As the distant galaxy was gravitionally lensed by a closer galaxy cluster (centre inset), astronomers were able to not only image the faint galaxy using Hubble (top right inset), but take its spectra with the Keck telescope (bottom right inset). Credit: NASA/Keck/Austin Hoag/Marusa Bradac
Astronomers have managed to image the faintest galaxy in the Universe ever spotted, the light of which dates from 13.1 billion years ago.
But this galaxy has one unique property over all those observed before – it’s completely normal.
“Other most distant objects are extremely bright and probably rare compared to other galaxies,” says Austin Hoag, the University of California, Davis graduate student who led the discovery.
“We think this is much more representative of galaxies of the time.”
The galaxy, MACS1423-z7p64,is at a redshift of 7.6, a distance so immense that astronomers had to rely on gravitational lensing to find it.
Lensing happens when light from a distant object passes by a massive foreground object, it can cause the light to bend and be magnified, as if passed through a lens.
The galaxy dates from a critical period of the Universe’s history – the epoch of reionization, when space became transparent.
After the Big Bang, the Universe was filled with cold atomic hydrogen, which blocked most light from travelling very far.
As the first stars and galaxies began to condense out of this haze, the light they emitted began to burn away the hydrogen, like the Sun clearing a morning fog.
However, this ‘fog of reionization’ hides much of what was occurring during this important era when the stars first began to shine.
The newly found galaxy will help astronomers untangle the mysteries around this time, such as whether it was solely young galaxies that were responsible for the reionisation, or if black holes and gamma ray bursts contributed as well.

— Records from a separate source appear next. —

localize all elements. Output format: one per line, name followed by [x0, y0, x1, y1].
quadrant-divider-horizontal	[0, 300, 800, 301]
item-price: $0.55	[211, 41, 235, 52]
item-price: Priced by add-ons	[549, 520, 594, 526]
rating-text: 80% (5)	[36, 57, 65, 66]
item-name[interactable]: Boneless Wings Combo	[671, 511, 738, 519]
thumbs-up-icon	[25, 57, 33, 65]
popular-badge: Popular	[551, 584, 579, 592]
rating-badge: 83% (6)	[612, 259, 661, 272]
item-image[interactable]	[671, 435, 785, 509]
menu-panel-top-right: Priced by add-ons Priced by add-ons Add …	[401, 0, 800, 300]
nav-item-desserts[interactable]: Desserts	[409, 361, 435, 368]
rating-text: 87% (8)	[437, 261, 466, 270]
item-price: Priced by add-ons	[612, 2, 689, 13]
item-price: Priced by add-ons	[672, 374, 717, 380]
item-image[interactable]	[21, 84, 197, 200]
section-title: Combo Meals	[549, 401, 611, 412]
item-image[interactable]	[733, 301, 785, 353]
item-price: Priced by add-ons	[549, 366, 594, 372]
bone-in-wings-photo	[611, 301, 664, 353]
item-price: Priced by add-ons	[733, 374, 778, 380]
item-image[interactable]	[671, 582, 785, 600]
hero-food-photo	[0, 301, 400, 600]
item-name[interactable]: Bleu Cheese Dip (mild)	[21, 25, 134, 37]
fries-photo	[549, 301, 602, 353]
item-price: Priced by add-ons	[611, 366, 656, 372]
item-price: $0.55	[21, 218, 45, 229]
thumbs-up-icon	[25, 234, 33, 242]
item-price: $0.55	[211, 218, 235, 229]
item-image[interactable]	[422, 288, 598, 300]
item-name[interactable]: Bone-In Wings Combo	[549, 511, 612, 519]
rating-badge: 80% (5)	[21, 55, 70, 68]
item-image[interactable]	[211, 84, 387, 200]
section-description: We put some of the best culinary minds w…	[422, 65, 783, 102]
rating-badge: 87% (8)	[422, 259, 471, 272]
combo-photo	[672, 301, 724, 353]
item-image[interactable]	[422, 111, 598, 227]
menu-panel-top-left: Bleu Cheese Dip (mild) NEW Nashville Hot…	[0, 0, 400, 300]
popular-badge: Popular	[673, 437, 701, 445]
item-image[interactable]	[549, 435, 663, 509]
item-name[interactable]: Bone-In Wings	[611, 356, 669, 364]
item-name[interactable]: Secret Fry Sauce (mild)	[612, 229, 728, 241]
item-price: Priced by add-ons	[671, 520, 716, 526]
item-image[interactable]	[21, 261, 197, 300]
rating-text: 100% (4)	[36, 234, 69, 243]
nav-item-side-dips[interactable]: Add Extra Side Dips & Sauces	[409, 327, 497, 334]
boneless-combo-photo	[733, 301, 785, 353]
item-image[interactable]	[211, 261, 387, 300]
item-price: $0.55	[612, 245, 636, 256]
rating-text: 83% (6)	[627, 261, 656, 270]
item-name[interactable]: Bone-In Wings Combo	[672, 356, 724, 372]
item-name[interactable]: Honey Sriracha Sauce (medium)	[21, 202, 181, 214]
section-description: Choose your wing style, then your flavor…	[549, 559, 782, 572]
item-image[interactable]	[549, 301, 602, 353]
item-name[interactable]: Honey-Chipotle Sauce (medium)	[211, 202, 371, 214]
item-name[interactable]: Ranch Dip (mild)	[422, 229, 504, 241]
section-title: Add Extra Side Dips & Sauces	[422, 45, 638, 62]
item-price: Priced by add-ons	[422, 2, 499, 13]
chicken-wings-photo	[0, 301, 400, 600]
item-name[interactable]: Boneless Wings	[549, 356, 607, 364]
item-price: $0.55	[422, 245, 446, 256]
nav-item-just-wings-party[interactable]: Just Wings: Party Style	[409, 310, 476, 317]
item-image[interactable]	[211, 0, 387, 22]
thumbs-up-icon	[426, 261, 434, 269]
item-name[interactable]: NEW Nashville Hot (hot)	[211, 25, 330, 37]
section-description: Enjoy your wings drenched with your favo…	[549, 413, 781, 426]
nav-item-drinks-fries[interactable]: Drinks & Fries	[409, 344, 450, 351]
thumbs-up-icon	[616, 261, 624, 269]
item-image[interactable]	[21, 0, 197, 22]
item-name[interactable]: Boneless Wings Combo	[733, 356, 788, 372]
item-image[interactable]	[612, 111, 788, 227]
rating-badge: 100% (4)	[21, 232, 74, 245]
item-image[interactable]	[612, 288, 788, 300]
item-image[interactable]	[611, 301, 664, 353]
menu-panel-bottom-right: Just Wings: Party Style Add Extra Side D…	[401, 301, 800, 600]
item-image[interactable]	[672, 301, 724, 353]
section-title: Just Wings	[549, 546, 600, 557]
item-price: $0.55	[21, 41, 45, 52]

To find the galaxy, astronomers hunted around galaxy clusters of the right size and distance to lens a galaxy from the epoch of reionisation.
It was chance that MACS1423-z7p64 happened to fall in precisely the right position that its brightness was magnified by a factor of ten, allowing observers to capture it with the Hubble Space Telescope.
The galaxy was further imaged by the Keck Observatory Telescope in Hawaii, and study will continue with the James Webb Space Telescope, which is due to launch in 2018.
“We will truly witness the birth of the first galaxies which will allow us to answer the longstanding question of where did we come from,” says Marusa Bradac, a physics professor from the University of California, Davis.